The problem isn’t that Elon Musk owns Twitter – it’s that you don’t
It’s time you had your own private social network
If you’re into writing and reading, few games on the internet are more fun than Twitter at its best. The witty one-liners, the quick retorts, the spectacular insults—it’s a heady cocktail for wordcels. But while we may be convincing ourselves that we’re participating in discourse in the public square, we’re actually in a cage, making a spectacle of ourselves for little more than weak dopamine hits and a few pretend friends. The real prizes go to Twitter itself, now under the control of Elon Musk.
When you publish your thoughts on Twitter, you are doing labor for that company. Yes, you get followers, but you can’t take them with you. Unless you count Super Follows (do you?), they can’t pay to support you, either. You’re the product, not the customer. Twitter needs your mind so it can satisfy its real customers: advertisers.
For the same reason, you don’t have real agency on Twitter. The machine decides who sees your posts and what gets amplified. The machine decides whether or not your post, or even your account, can stay online. The machine decides what you see. And this problem is true of all social networks. When it comes to Facebook, Instagram, YouTube, and TikTok, the rules are the same. You don’t own your audience. You sublimate your will to those companies. You’re in the cage.
But we think there can be something different.
We’ve been saying that Substack is about more than just newsletters and that the communities people are building on this platform are like private social networks. We’re only beginning to execute on an expansive vision of a new media economy, one that will be richer, more valuable, and more exciting than any that has come before it. And we’re moving fast. In the coming days and weeks, we’ll release a slew of new features that allow writers and readers to hang out with each other, reference each other, share each other’s work, and show their status on the platform.
We believe that the next era of the social internet will be about deep relationships over shallow engagement; signal over noise; and ownership over serfdom. When people have the power over platforms, rather than the other way round, we can have more rewarding social experiences and healthier discourse, where we seek to understand our neighbors rather than score points against them. When the network is funded by paid subscriptions, not ads, trust relationships trump viral content.
The Substack model allows for a different view of social networking because it’s based on new rules. We should all be uncomfortable with the idea that a singular figure can hold dictatorial influence over a social platform that ultimately derives its power from the collective contributions of its participants, who don’t get to share in its riches. We’re not into the idea of a handful of social networks utterly dominating the collective consciousness, but we’re very into the idea of millions of writers and creators having more control over the social internet, specifically in the form of their own spaces where they set the terms of engagement. That kind of dynamic represents the old promise of the internet, where power accrues to the people. That we have somehow reached the point where digital powers go exclusively to already-dominant aggregators, an almost irreversible rich-get-richer effect, is a perversion of all that was good about the early internet.

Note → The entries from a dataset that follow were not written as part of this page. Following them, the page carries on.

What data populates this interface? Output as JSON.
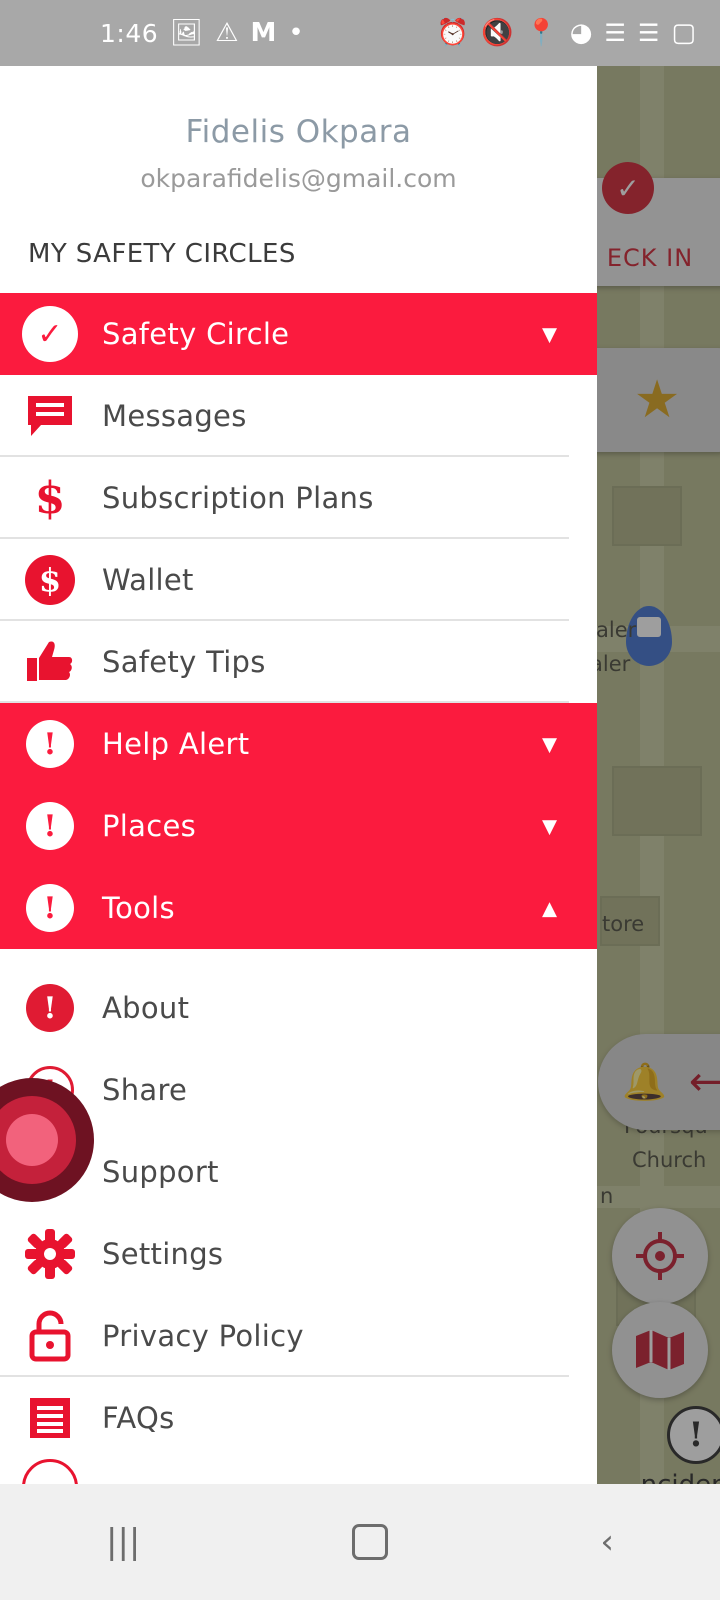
{
  "statusbar": {
    "clock": "1:46",
    "left_icons": [
      "image-icon",
      "warning-triangle-icon",
      "gmail-icon",
      "dot-icon"
    ],
    "right_icons": [
      "alarm-clock-icon",
      "mute-vibrate-icon",
      "location-pin-icon",
      "wifi-icon",
      "signal-bars-icon",
      "signal-bars-2-icon",
      "battery-icon"
    ]
  },
  "drawer": {
    "profile": {
      "name": "Fidelis Okpara",
      "email": "okparafidelis@gmail.com"
    },
    "section_title": "MY SAFETY CIRCLES",
    "accent_color": "#fb1b3e",
    "items": [
      {
        "label": "Safety Circle",
        "icon": "check-circle-icon",
        "highlighted": true,
        "chevron": "down"
      },
      {
        "label": "Messages",
        "icon": "chat-bubble-icon",
        "highlighted": false,
        "chevron": ""
      },
      {
        "label": "Subscription Plans",
        "icon": "dollar-sign-icon",
        "highlighted": false,
        "chevron": ""
      },
      {
        "label": "Wallet",
        "icon": "dollar-circle-icon",
        "highlighted": false,
        "chevron": ""
      },
      {
        "label": "Safety Tips",
        "icon": "thumbs-up-icon",
        "highlighted": false,
        "chevron": ""
      },
      {
        "label": "Help Alert",
        "icon": "exclamation-circle-icon",
        "highlighted": true,
        "chevron": "down"
      },
      {
        "label": "Places",
        "icon": "exclamation-circle-icon",
        "highlighted": true,
        "chevron": "down"
      },
      {
        "label": "Tools",
        "icon": "exclamation-circle-icon",
        "highlighted": true,
        "chevron": "up"
      },
      {
        "label": "About",
        "icon": "exclamation-circle-red-icon",
        "highlighted": false,
        "chevron": ""
      },
      {
        "label": "Share",
        "icon": "exclamation-circle-outline-icon",
        "highlighted": false,
        "chevron": ""
      },
      {
        "label": "Support",
        "icon": "headset-contact-icon",
        "highlighted": false,
        "chevron": ""
      },
      {
        "label": "Settings",
        "icon": "gear-icon",
        "highlighted": false,
        "chevron": ""
      },
      {
        "label": "Privacy Policy",
        "icon": "lock-icon",
        "highlighted": false,
        "chevron": ""
      },
      {
        "label": "FAQs",
        "icon": "list-document-icon",
        "highlighted": false,
        "chevron": ""
      }
    ]
  },
  "map": {
    "labels": [
      "aler",
      "aler",
      "tore",
      "n",
      "Foursqu",
      "Church"
    ],
    "checkin": {
      "label": "ECK IN",
      "badge_icon": "check-shield-icon"
    },
    "favorite_icon": "star-icon",
    "bell_icon": "bell-alert-icon",
    "back_arrow_icon": "arrow-left-icon",
    "locate_icon": "crosshair-target-icon",
    "map_layers_icon": "map-icon",
    "incidents": {
      "label": "ncidents",
      "icon": "exclamation-circle-outline-icon"
    },
    "sos_button_icon": "sos-pulse-button"
  },
  "navbar": {
    "recents_icon": "recents-icon",
    "home_icon": "home-square-icon",
    "back_icon": "back-chevron-icon"
  }
}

This is not what we dialed up for.
Okay, so perhaps we can’t quite build a utopia. Few can honestly claim they will, though many techno-optimists will try. The truth is we’re capitalists just like the other guys—but the way we make money is different. Our company makes money only when you do, which means we are literally invested in your success. What’s more, you can leave at any time. We make it easy. Unlike on Twitter—or any of the other major social media platforms—you aren't “locked in” on Substack. You can take your content, mailing list, and payments relationships off the platform with a few clicks. That puts pressure on us to keep proving that the value we deliver justifies the fee you pay us. It’s a good pressure—it’s why we build world-class publishing tools that make running a media empire simple; it’s why we take care of customer support on behalf on Substack writers; and it’s why we continue to invest in building network effects into the product. Today, more than 40 percent of all subscriptions and 12 percent of paid subscriptions on Substack come directly from our network.
We don’t think Twitter is going to disappear anytime soon, nor should it. It has its uses, and even cage fights can be fun. But it’s time for a real alternative—one where people, not machines, have control; one where writers and creators can make reliable incomes from the work they do on the platform; one where important conversations can take place with nuance instead of snark.
It’s time to move beyond the era of Big Social using platform lock-in and attention traps to monopolize our minds. We shouldn’t need to fret so much about a dictator holding dominion over a vast digital media empire. The power should reside with the people. The power should reside with you.
You can expect to hear a lot more from us on these matters in the days ahead. Come build with us.